I will pray the rest firmly stays within my soul. Maybe I should write it out and paste it everywhere so I am reminded daily, when the world’s issues start to penetrate? Yup, that is what I will do. What will you do to remind yourself that God’s plan is better than yours?
let’s chat
Message me, let us help each other on this feat. I would be blessed to hear all the different ways you remind yourself of God’s plan and not merely your own.
Chris Kennedy says
Exactly Jessica – God knows the mind of each and every single soul. Do I believe that the devil is using Covid against us – yes. One of of mankind’s problems is “I know everything – you are wrong and I am right”. Covid has exposed this a thousand fold. Let God’s love shine through us to those around us and really give the devil something to worry about. Let us not spend our time on the internet finding information that suits us best. God is in control and he will expose the truth.

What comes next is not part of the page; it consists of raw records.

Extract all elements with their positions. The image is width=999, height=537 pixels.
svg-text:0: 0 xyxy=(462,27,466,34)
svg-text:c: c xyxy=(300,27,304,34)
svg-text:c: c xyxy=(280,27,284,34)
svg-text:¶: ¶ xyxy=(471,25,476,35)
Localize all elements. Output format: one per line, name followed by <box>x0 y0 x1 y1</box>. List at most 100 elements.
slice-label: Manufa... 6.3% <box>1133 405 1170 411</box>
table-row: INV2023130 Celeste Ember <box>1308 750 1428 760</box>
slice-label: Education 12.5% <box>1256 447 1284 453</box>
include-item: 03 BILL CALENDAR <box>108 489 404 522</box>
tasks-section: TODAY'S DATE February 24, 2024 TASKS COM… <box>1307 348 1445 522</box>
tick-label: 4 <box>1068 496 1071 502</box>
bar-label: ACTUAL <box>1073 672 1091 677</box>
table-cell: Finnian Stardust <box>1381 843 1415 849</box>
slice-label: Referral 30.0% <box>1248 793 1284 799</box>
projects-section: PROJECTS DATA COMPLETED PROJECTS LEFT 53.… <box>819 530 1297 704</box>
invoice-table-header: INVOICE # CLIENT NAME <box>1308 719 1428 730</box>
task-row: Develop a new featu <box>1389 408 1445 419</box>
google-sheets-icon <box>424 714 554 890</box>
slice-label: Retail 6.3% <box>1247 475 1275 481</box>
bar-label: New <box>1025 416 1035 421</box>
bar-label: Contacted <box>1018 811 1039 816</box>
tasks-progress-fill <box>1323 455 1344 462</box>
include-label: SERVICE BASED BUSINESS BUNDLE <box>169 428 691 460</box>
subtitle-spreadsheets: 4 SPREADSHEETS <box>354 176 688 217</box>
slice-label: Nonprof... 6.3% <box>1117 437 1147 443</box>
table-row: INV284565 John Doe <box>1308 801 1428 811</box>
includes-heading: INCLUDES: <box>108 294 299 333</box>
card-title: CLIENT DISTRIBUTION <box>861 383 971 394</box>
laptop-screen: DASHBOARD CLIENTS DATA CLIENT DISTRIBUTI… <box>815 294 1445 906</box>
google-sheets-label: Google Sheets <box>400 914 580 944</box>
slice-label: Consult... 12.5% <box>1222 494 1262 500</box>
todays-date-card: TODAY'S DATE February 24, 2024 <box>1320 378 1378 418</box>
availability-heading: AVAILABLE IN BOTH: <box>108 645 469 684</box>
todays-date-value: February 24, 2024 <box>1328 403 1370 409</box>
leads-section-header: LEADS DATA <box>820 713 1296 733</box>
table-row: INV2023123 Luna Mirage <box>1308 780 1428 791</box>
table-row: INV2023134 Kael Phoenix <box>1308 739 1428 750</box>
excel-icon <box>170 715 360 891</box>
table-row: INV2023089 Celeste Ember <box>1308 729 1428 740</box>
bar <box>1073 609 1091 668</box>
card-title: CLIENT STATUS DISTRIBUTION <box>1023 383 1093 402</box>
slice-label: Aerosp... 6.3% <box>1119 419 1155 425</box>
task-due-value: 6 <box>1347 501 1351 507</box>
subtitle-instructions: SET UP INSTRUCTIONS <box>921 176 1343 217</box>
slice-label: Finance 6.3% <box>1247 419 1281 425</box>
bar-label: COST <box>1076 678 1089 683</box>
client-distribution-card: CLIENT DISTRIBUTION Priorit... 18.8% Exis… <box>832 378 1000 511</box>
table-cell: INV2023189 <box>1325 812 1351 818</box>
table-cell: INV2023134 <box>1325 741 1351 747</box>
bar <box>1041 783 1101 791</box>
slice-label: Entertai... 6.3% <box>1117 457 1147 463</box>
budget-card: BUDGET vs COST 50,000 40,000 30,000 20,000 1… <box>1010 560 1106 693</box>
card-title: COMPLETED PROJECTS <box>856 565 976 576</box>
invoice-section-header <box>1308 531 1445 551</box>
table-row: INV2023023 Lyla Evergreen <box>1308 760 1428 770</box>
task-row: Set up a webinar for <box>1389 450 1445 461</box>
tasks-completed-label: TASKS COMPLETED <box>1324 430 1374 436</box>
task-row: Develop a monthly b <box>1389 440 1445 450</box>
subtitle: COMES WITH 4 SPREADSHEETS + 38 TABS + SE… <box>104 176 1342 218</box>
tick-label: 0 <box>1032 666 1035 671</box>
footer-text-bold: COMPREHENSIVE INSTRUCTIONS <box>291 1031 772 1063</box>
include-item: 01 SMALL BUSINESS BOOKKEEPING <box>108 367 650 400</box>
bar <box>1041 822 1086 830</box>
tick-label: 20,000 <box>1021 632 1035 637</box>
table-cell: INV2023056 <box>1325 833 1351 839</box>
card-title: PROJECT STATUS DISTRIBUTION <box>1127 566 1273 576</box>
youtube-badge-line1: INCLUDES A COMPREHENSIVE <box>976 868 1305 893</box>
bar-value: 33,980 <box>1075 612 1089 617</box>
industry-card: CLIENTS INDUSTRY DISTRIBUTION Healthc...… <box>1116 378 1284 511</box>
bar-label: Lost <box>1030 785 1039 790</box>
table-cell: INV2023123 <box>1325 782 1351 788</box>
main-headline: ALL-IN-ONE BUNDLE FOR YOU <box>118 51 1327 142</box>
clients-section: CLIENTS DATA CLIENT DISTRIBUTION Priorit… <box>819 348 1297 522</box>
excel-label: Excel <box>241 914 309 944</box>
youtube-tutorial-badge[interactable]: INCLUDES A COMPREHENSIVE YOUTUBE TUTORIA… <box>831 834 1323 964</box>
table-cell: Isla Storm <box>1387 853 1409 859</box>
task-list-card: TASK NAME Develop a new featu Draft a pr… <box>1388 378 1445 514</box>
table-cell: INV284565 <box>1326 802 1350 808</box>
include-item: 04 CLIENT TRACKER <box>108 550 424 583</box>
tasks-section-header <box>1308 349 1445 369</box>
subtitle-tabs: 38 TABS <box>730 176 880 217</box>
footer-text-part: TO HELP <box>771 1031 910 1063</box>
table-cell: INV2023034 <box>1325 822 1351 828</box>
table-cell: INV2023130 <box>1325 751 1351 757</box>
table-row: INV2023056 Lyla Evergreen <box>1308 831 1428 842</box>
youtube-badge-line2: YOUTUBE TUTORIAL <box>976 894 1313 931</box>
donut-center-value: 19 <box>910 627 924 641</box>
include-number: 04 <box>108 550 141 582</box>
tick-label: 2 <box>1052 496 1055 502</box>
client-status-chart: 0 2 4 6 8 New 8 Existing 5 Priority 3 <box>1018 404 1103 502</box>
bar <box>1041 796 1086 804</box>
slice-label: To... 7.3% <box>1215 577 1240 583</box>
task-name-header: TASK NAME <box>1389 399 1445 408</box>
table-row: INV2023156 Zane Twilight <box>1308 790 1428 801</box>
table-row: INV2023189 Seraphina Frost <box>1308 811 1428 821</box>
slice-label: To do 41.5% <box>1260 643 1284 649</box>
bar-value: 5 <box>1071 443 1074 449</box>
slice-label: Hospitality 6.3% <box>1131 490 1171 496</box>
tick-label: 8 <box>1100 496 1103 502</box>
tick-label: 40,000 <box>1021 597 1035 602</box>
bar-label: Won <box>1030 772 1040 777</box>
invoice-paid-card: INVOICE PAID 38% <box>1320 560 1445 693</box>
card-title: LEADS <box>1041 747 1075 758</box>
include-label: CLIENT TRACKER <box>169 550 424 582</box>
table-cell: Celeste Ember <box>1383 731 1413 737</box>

And sorry about your chicken. I came home one day and one of my chickens was stretched out dead. I called Jon, the passionate chicken man, who said heart attacks are actually quite common in chickens and if it was a healthy chicken that’s more than likely the cause. A skunk did get my Silkie and I cried for days 🙄
jessica-puddicombe says
Thank you Chris for responding to my blog. It really is encouraging to see you read it and take the time to actually write back. It is a hard time we are in however you are right about “finding’ information. We have a human response to want to dig deeper, instead we could be digging into our relationship with Christ instead. It is hilarious that Jon is a chicken lover as well. How cute. Oh, I am sad that your silkie was killed. As I write this I think I should go out and lock mine up! It is getting dark, and I may lose some to the foxes! Thank you again for writing to me.
Christa Jones says
OMG all the feels. TOTALLY resonated. THANK YOU for being so vulnerable. I am trying to surrender and trust everyday that all things are working out for good. (and realizing and accepting that “good” doesn’t mean “easy” or “pain-free”). my pain and trauma has pushed me into a deeper understanding of God and self, and is hugely shifting my perspective of my relationship to Him and my purpose. I am on this journey of surrender and it’s pretty intense.
jessica-puddicombe says
Thank you Christa for commenting and the encouragement. It is funny how a few words on a piece of paper can be inspiring to someone as well as healing to the person who wrote them. Thank you so much.